Ben: New Year’s Eve is not to be trifled with. I trifled with it last year. I got too hoppy too early and I paid the price. At 4am, while I was vomiting into my parents’ sink, I resolved to cut down on the extreme beers next year. So now next year is here and I’m keeping things simple with a local easy-drinking ale – Sample Pale Ale. It still has a kick at 35 IBU, but it’s not going to leave you explaining yourself to your mum in the morning.
Luke: What's that? You're too good for rosé? Worried that friends and loved ones are going to mock you for the crisp, refreshing pink liquid filling your glass? Concerned that the heady combination of dry, acidic white and full-bodied red wine flavour is going to cast you as being somehow unmanly?

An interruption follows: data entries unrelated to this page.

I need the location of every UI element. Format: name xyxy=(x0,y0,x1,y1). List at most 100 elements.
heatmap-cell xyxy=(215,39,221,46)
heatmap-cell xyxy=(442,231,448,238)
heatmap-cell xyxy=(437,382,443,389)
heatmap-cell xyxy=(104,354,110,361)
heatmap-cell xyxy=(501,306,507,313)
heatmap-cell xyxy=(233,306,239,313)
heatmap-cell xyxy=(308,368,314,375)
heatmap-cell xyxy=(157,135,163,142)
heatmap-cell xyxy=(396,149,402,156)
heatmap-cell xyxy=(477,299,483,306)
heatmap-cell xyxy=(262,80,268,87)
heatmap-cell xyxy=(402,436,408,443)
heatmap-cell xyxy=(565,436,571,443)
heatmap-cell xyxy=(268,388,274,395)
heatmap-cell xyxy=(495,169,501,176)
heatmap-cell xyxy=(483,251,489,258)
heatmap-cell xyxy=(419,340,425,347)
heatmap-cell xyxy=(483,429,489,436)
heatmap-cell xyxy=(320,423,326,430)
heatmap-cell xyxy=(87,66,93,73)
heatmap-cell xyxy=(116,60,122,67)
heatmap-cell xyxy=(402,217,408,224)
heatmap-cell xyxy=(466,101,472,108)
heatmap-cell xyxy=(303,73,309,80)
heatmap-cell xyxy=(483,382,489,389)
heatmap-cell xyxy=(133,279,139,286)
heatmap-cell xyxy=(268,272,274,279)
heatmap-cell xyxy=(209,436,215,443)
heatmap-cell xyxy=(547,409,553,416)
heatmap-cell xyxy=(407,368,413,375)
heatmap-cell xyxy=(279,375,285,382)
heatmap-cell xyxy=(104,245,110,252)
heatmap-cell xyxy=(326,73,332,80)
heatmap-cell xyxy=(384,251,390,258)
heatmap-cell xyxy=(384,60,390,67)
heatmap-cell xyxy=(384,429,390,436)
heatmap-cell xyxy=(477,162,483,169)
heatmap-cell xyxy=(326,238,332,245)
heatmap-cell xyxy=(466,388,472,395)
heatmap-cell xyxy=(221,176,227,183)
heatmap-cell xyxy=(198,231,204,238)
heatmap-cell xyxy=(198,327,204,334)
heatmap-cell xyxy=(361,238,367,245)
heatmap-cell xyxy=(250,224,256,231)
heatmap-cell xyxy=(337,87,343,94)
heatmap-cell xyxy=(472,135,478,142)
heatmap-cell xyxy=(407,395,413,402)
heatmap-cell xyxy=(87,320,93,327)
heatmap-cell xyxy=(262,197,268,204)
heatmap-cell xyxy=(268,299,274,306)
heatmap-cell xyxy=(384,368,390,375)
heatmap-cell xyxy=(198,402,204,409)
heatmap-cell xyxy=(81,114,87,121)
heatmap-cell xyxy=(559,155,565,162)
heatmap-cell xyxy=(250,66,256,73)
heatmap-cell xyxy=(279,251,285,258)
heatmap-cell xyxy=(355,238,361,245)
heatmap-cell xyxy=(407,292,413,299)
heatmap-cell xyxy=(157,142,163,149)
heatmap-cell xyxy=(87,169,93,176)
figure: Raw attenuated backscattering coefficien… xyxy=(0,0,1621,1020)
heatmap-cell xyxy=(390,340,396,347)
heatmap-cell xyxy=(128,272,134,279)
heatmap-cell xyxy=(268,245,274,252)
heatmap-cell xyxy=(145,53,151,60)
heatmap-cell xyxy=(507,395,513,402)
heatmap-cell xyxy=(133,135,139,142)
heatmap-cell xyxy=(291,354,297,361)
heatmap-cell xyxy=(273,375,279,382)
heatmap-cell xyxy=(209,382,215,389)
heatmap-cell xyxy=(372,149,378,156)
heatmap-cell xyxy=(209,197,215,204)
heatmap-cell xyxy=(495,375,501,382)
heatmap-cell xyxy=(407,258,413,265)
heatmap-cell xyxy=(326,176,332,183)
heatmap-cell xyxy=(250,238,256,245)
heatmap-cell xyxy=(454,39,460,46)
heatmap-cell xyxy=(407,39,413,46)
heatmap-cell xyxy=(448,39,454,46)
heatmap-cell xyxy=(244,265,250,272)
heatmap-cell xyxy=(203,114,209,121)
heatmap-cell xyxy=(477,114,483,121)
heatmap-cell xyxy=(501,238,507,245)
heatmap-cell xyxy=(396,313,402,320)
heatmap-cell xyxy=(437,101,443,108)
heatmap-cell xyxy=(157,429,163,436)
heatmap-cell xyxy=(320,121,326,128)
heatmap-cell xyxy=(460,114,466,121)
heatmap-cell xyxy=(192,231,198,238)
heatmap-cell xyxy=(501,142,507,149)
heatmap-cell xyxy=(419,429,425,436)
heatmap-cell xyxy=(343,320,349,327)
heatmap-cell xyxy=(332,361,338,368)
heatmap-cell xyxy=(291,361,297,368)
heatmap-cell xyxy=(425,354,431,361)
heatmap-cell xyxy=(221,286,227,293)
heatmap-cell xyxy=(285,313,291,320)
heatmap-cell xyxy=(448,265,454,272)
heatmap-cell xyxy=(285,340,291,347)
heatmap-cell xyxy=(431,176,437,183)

Well, you know who drinks rosé? Gangster rapper Rick Ross and according to his music he has almost definitely killed a man. So drop your pre-conceptions, pick up an $18 bottle of Madfish shiraz rosé or if you're feeling fancy, anything from Provence or a Spanish rosado. Show the people at that NYE BBQ what a real wine drinker looks like.
Wilf: I usually adhere to the maxim 'drink what’s on hand', but passively aggressively ensure I only end up drinking in establishments selling great craft beer so my beer snob needs are met. Pact Beer’s Mount Tennent Pale Ale has been a godsend to thirsty punters in and around Canberra, but my other faves are Big Sur by The Grifter (great designs by these gentlemen, who also run Passport Skateboards), and I’m delighted to see Young Henrys are re-releasing their You Am I collab, Brew Am I. Hoppy New Year indeed.
Chris: My colleagues have played it safe this year. Pale ales. Rosés. More pale ales. Pft. It’s New Year’s, guys; live a little. I’m going to grab a couple bottles of Angry Peaches and enjoy my damn self. This is less balls-out crazy than Garage Project’s usual fare, but it’s still got a lot going on. The name is a bit of a misnomer – there are no actual peaches in the bottle – but notes of stone fruit are detectable thanks to the amarillo hops. What even are amarillo hops? Couldn’t tell you. But I can tell you that it tastes good. Even more so the next morning, during my yearly hair-of-the-dog ritual.